I picked up this book some time ago, seduced by the gorgeous cover (stars? tea? I am in!) Also wanted to read it for two more reasons: it is about the Franklin Expedition, a fascination of mine (as evidenced by my Polar Reading year) and because it is a translation from French - the author Dominique Fortier is from Quebec and the translator Sheila Fischman is the best in the business. All these things were pluses. So perhaps my expectations were just a wee bit high.
I liked it. I thought it was interesting enough, with really good writing and some nice twists in the tale. However, I did find it slow moving at the start, and maybe just because I've read so many, many books about the Edwardians and polar exploration, especially Franklin, I was hoping for something new. A new take on the story, something a bit different in the perceptions of the main characters or their motivations, their actions or their fate. And perhaps it delivered this kind of newness to French readers -- is there such a tradition of stories about these polar explorers in French? I don't know, as my French reading level stops at about grade four. (Please leave a comment if you do know)
It is a very English book, and maybe that is its triumph -- it is a French book which reads like British period fiction, very convincingly. The story is two-fold, moving back and forth between Franklin, Crozier and their crew stuck in the Arctic ice, and Lady Jane Franklin and her niece Sophia left behind in Europe. The double view we have of the tale -- seeing the fate of the expedition at the same time as we see the struggles of Lady Jane to get someone to express concern about the length of time they'd been away -- gives us a omniscient view of all the characters. Crozier is the real leader of the expedition, but he is homesick for a girl who doesn't dream of him. Sophia's concerns about marriage and the men who are not there versus the men who are seem a little bit vague; her connection to one of the men early in the book isn't exactly clear, and we have no real idea of who or when she will marry, or even what she thinks of it all herself. The structure of the book mirrors the separation of the female and male worlds in Edwardian England -- Lady Jane is clearly the more ambitious and capable Franklin, and yet it is Sir John who is lauded and sent off on another expedition that he doesn't seem fit for, according to the fictional journal of his second-in-command, Crozier. The two factions, men and women, exist in utterly different worlds in this story; tea parties and political angling back in England -- frostbite and gnawing on maggot-ridden hardtack in the Arctic. I did appreciate the way Fortier drew the parallels.

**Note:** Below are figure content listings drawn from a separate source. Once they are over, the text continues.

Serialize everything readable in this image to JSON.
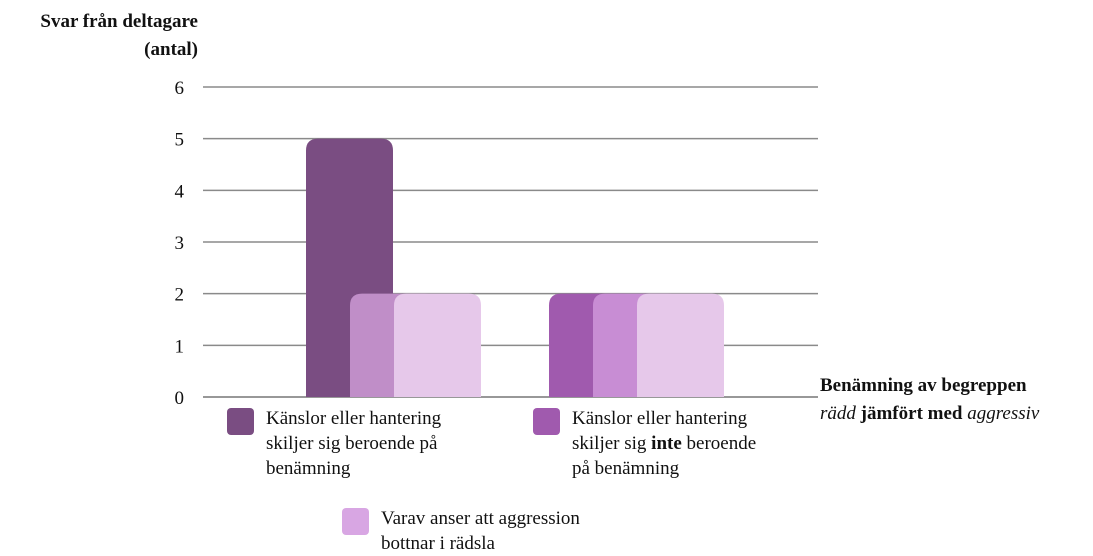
{
  "y_axis_label": {
    "line1": "Svar från deltagare",
    "line2": "(antal)"
  },
  "x_axis_label": {
    "line1": "Benämning av begreppen",
    "line2_italic_a": "rädd",
    "line2_mid": " jämfört med ",
    "line2_italic_b": "aggressiv"
  },
  "legend": [
    {
      "lines": [
        "Känslor eller hantering",
        "skiljer sig beroende på",
        "benämning"
      ],
      "color": "#7a4d82"
    },
    {
      "lines_pre": "Känslor eller hantering",
      "line2_pre": "skiljer sig ",
      "line2_bold": "inte",
      "line2_post": " beroende",
      "line3": "på benämning",
      "color": "#a05aae"
    },
    {
      "lines": [
        "Varav anser att aggression",
        "bottnar i rädsla"
      ],
      "color": "#d8a6e3"
    }
  ],
  "chart_data": {
    "type": "bar",
    "ylim": [
      0,
      6
    ],
    "yticks": [
      "0",
      "1",
      "2",
      "3",
      "4",
      "5",
      "6"
    ],
    "grid": true,
    "groups": [
      {
        "bars": [
          {
            "value": 5,
            "color": "#7a4d82"
          },
          {
            "value": 2,
            "color": "#c08ec8"
          },
          {
            "value": 2,
            "color": "#e6c8ea"
          }
        ]
      },
      {
        "bars": [
          {
            "value": 2,
            "color": "#a05aae"
          },
          {
            "value": 2,
            "color": "#c88dd4"
          },
          {
            "value": 2,
            "color": "#e6c8ea"
          }
        ]
      }
    ]
  }
}
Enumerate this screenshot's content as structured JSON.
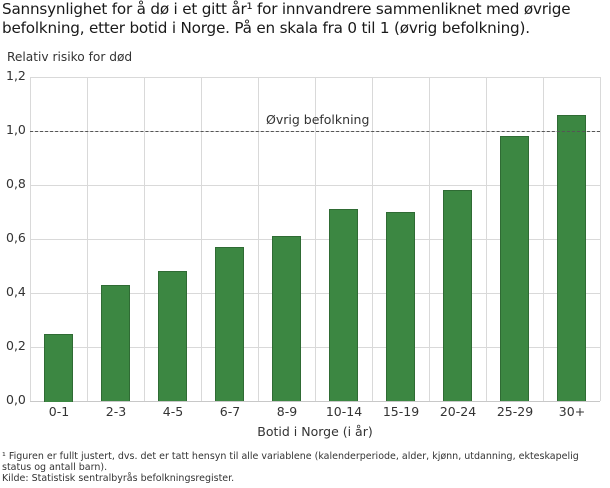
{
  "title": "Sannsynlighet for å dø i et gitt år¹ for innvandrere sammenliknet med øvrige befolkning, etter botid i Norge. På en skala fra 0 til 1 (øvrig befolkning).",
  "footnotes": {
    "note": "¹ Figuren er fullt justert, dvs. det er tatt hensyn til alle variablene (kalenderperiode, alder, kjønn, utdanning, ekteskapelig status og antall barn).",
    "source": "Kilde: Statistisk sentralbyrås befolkningsregister."
  },
  "colors": {
    "bar": "#3c8742",
    "grid": "#d9d9d9",
    "reference_line": "#555555"
  },
  "chart_data": {
    "type": "bar",
    "title": "Sannsynlighet for å dø i et gitt år¹ for innvandrere sammenliknet med øvrige befolkning, etter botid i Norge. På en skala fra 0 til 1 (øvrig befolkning).",
    "xlabel": "Botid i Norge (i år)",
    "ylabel": "Relativ risiko for død",
    "categories": [
      "0-1",
      "2-3",
      "4-5",
      "6-7",
      "8-9",
      "10-14",
      "15-19",
      "20-24",
      "25-29",
      "30+"
    ],
    "values": [
      0.25,
      0.43,
      0.48,
      0.57,
      0.61,
      0.71,
      0.7,
      0.78,
      0.98,
      1.06
    ],
    "ylim": [
      0,
      1.2
    ],
    "yticks": [
      "0,0",
      "0,2",
      "0,4",
      "0,6",
      "0,8",
      "1,0",
      "1,2"
    ],
    "grid": true,
    "legend": null,
    "annotations": [
      {
        "type": "reference_line",
        "y": 1.0,
        "label": "Øvrig befolkning",
        "style": "dashed"
      }
    ]
  }
}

I suppose I wasn't overawed by this tale as it felt very familiar to me. All the action was foregone -- I knew the personalities and the progress of events, so I didn't feel as if I'd discovered anything newly fascinating. If you haven't read as much polar fiction, or are interested simply because of the topic or the author's technique, you may find it a great read. But I also have a well-documented dislike of the use of real characters in fiction, so that shaded my feelings about this tale as well.
For a story of arctic explorers gone from home for lengthy periods of time, while their various women proceed with their lives separately at home, I preferred Andrea Barrett's Voyage of the Narwhal. But I will be quite interested to see what Fortier writes next.
DOMINIQUE FORTIER was born in 1972. She holds a Ph.D. in literature from McGill University and is an editor and literary translator. On the Proper Use of Stars, her debut novel, was first published in Quebec in 2008 as Du bon usage des étoiles and was shortlisted for the French language Governor General’s Award for Fiction, the Prix des libraires du Québec, the Grand Prix littéraire Archambault, and the Prix Senghor. It is being adapted for the screen by Jean-Marc Vallée.